0

My question is similar to my previous question: Python list help (incrementing count, appending). My accepted answer works well. However, this time I have a different question.

I'm parsing a string from a json file, do some clean up then append it a new string. I need to get a counter of each word (which makes it a unique list, the counter for occurrence gets updated), sort it by high to low (I believe I need to use most_common here) then limit the list to 20. I can do all of this in JavaScript but not in python.

In detail, I'm again running through a for loop to get each string from strings(json strings file) like this.

# Counter for each word.
words = Counter();

for e in strings:
    # I am cleaning up the string here for unwanted chars, make it lower case
    # and append it to a new string variable.
    # if I were to print the new string variable it will look like this: 
    # hello test another test append hi hai hello hello

# i know I need to call words.update
# should I run a for loop in my new string variable  for each word?

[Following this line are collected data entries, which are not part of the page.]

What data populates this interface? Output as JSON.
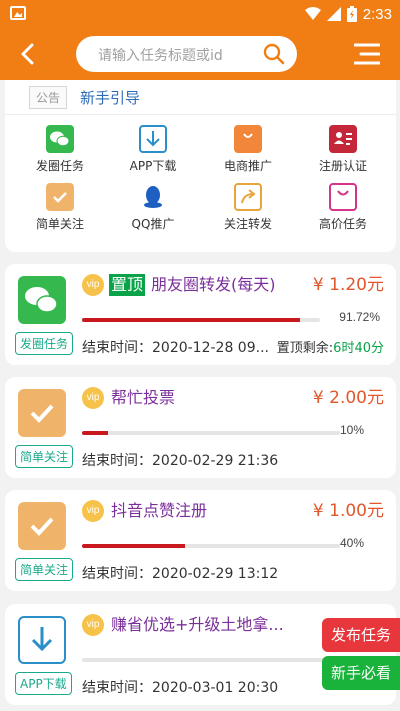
{
  "status_bar": {
    "time": "2:33"
  },
  "header": {
    "search_placeholder": "请输入任务标题或id"
  },
  "notice": {
    "tag": "公告",
    "link": "新手引导"
  },
  "categories": [
    {
      "label": "发圈任务",
      "icon": "wechat-icon"
    },
    {
      "label": "APP下载",
      "icon": "download-icon"
    },
    {
      "label": "电商推广",
      "icon": "shopping-bag-icon"
    },
    {
      "label": "注册认证",
      "icon": "register-icon"
    },
    {
      "label": "简单关注",
      "icon": "check-icon"
    },
    {
      "label": "QQ推广",
      "icon": "qq-icon"
    },
    {
      "label": "关注转发",
      "icon": "share-icon"
    },
    {
      "label": "高价任务",
      "icon": "gift-bag-icon"
    }
  ],
  "tasks": [
    {
      "vip": "vip",
      "top_badge": "置顶",
      "title": "朋友圈转发(每天)",
      "price": "¥ 1.20元",
      "progress": 91.72,
      "percent_label": "91.72%",
      "end_time": "结束时间：2020-12-28 09...",
      "top_remaining_label": "置顶剩余:",
      "top_remaining_value": "6时40分",
      "tag": "发圈任务",
      "icon": "wechat-icon"
    },
    {
      "vip": "vip",
      "title": "帮忙投票",
      "price": "¥ 2.00元",
      "progress": 10,
      "percent_label": "10%",
      "end_time": "结束时间：2020-02-29 21:36",
      "tag": "简单关注",
      "icon": "check-icon"
    },
    {
      "vip": "vip",
      "title": "抖音点赞注册",
      "price": "¥ 1.00元",
      "progress": 40,
      "percent_label": "40%",
      "end_time": "结束时间：2020-02-29 13:12",
      "tag": "简单关注",
      "icon": "check-icon"
    },
    {
      "vip": "vip",
      "title": "赚省优选+升级土地拿...",
      "price": "",
      "progress": 0,
      "percent_label": "",
      "end_time": "结束时间：2020-03-01 20:30",
      "tag": "APP下载",
      "icon": "download-icon"
    }
  ],
  "float_buttons": {
    "publish": "发布任务",
    "guide": "新手必看"
  },
  "colors": {
    "brand": "#f07e14",
    "price": "#e2572b",
    "title": "#7b2f9a",
    "progress": "#c9191f",
    "tag": "#19a98b",
    "publish": "#e8373c",
    "guide": "#19b23a"
  }
}
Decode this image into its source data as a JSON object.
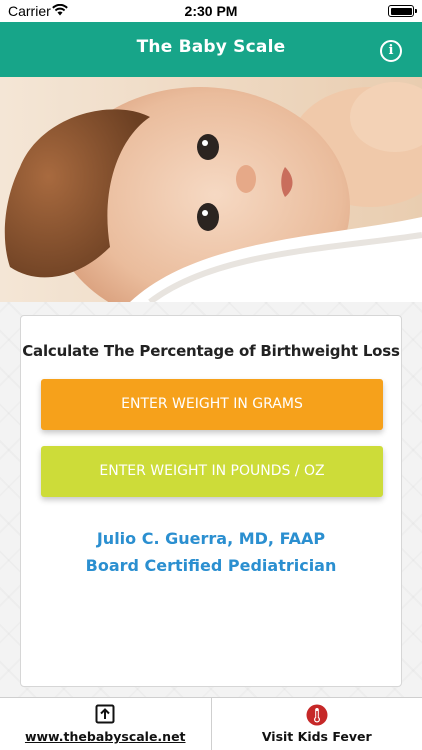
{
  "status_bar": {
    "carrier": "Carrier",
    "time": "2:30 PM"
  },
  "nav": {
    "title": "The Baby Scale",
    "info_icon": "info-icon"
  },
  "hero": {
    "image_icon": "baby-photo"
  },
  "card": {
    "heading": "Calculate The Percentage of Birthweight Loss",
    "grams_button": "ENTER WEIGHT IN GRAMS",
    "pounds_button": "ENTER WEIGHT IN POUNDS / OZ",
    "credit_name": "Julio C. Guerra, MD, FAAP",
    "credit_title": "Board Certified Pediatrician"
  },
  "colors": {
    "nav_bg": "#17a589",
    "grams_button": "#f6a11b",
    "pounds_button": "#cddc39",
    "credit_text": "#2b8fd0"
  },
  "bottom_bar": {
    "website_label": "www.thebabyscale.net",
    "website_icon": "share-icon",
    "kids_fever_label": "Visit Kids Fever",
    "kids_fever_icon": "thermometer-icon"
  }
}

Also how I can limit it to 20?

What I would like to generate is something like this:

word, count
hello 3
test 2
another 1
append 1
hai 1
hi 1

Any suggestions would be great thanks.

sophros
  • 14,672
  • 11
  • 46
  • 75
chatu
  • 305
  • 5
  • 13

1 Answers1

3

If you have a list of words, you'd use the .update() method:

words.update(some_list_of_words)

You can pass in a generator expression too:

words.update(word.lower() for word in e.split())

would split the string e into separate words on whitespace, then lowercase each word and count these.

.most_common() takes a parameter, the maximum number of items to return:

words.most_common(20)

Demo with a smaller set of words, limiting it to the top 3 most common words:

>>> from collections import Counter
>>> words = Counter('spam ham eggs baz foo bar baz spam ham eggs spam spam bacon eggs ham spam spam spam eggs ham'.split())
>>> words.most_common(3)
[('spam', 7), ('ham', 4), ('eggs', 4)]
Martijn Pieters
  • 1,048,767
  • 296
  • 4,058
  • 3,343